The WE212 used over 7,000 transistors and was implemented on a 5 micron CMOS process, resulting in a die that measured 220x230 mils. It normally ran at 12 V and 2 MHz, resulting in a 200 milliwatt draw, significantly lower than contemporary processors like the 6502 or Zilog Z80. A second supply at 5 V was also needed to power the transistor-transistor logic (TTL) portions that interfaced with the rest of the computer hardware.

CMOS was chosen both for its lower power use than existing NMOS logic designs, as well as the ability to have both NMOS and PMOS transistors on the same chip, which the designers felt offered greater flexibility. The ALU was too complex to be implemented in CMOS, which would have required twice the area of the NMOS implementation they used. As this resulted in increased power dissipation, the system removed power to the ALU during the periods it was not being used, during memory access for instance. As the ALU was only active about 20% of the time, this represented a significant power saving.

It was packaged in a 40-pin DIP with a 16-pin address bus and 8-pin data bus, meaning none of the main pins were multiplexed and data could be read in a single cycle. Input/output was memory mapped and did not use separate pins, like those on the Intel 8080. Two pins provided direct memory access (DMA); a device desiring DMA would pull DMAREQ low, and when the processor was ready to release the bus it would indicate this by pulling DMAACK low. The device could then access memory as long as it needed and indicated it was finished by releasing DMA REQ. Another three pins, S1 through S3, indicated the internal state of the CPU and any error conditions. The rest of the pins were a typical mix of power, interrupt control, and clock pins.

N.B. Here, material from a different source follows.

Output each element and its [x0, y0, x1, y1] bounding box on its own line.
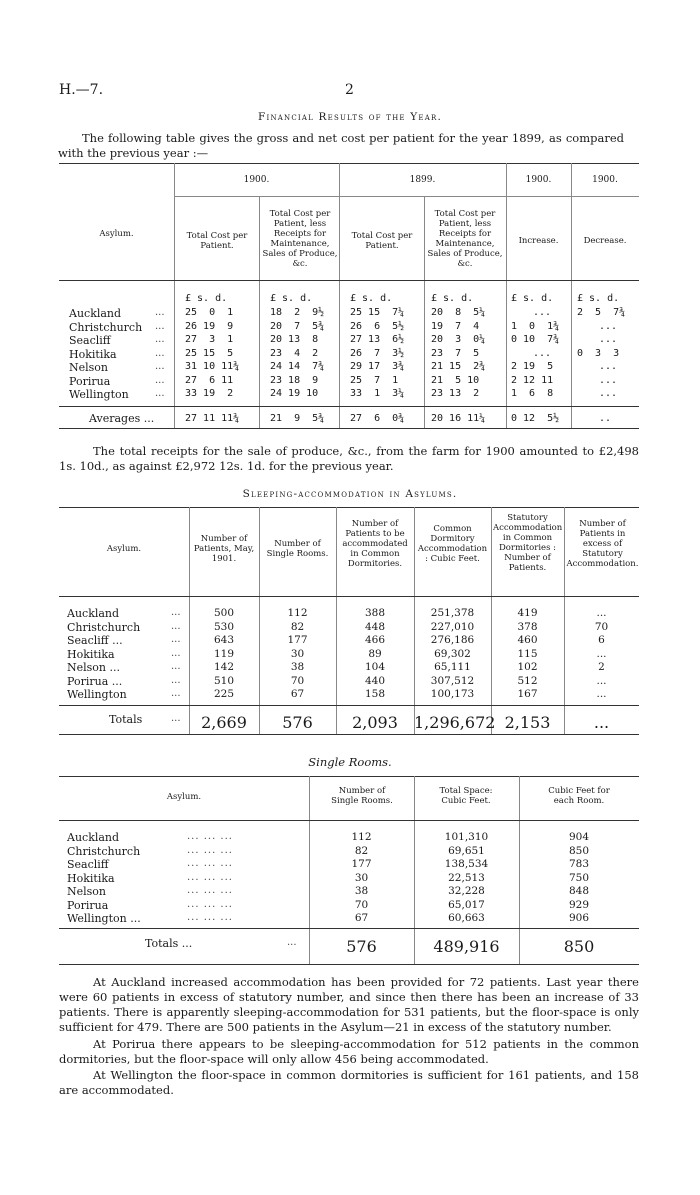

At least three versions of the WE212 are known to exist, A through C. The differences between these, aside from the packaging, are not described in any available references.

==Uses and influence==
In addition to the MAC-TUTOR system, the WE212 is mentioned in passing in a number of AT&T products, including, among others, the 4ESS switch and SLC-96 subscriber loop carrier.

Although the BELLMAC-8 was relatively little use, the basic concept of designing a processor specifically to run C and similar languages was continually explored by Bell over the next decade. The following BELLMAC-80 was essentially a 32-bit implementation of the C Machine. An attempted high-performance design in ECL was abandoned and a simpler implementation was produced as CRISP in 1986, achieving approximately 7.7 VAX MIPS.

AT&T decided to change the target for the C Machine efforts, reorienting towards low-power applications for mobile computing. This led to the AT&T Hobbit design, with the first version, the AT&T 92010, released in 1992. A lack of success in the market led AT&T to withdraw the Hobbit from the market in 1993, and with it the C Machine developments ended.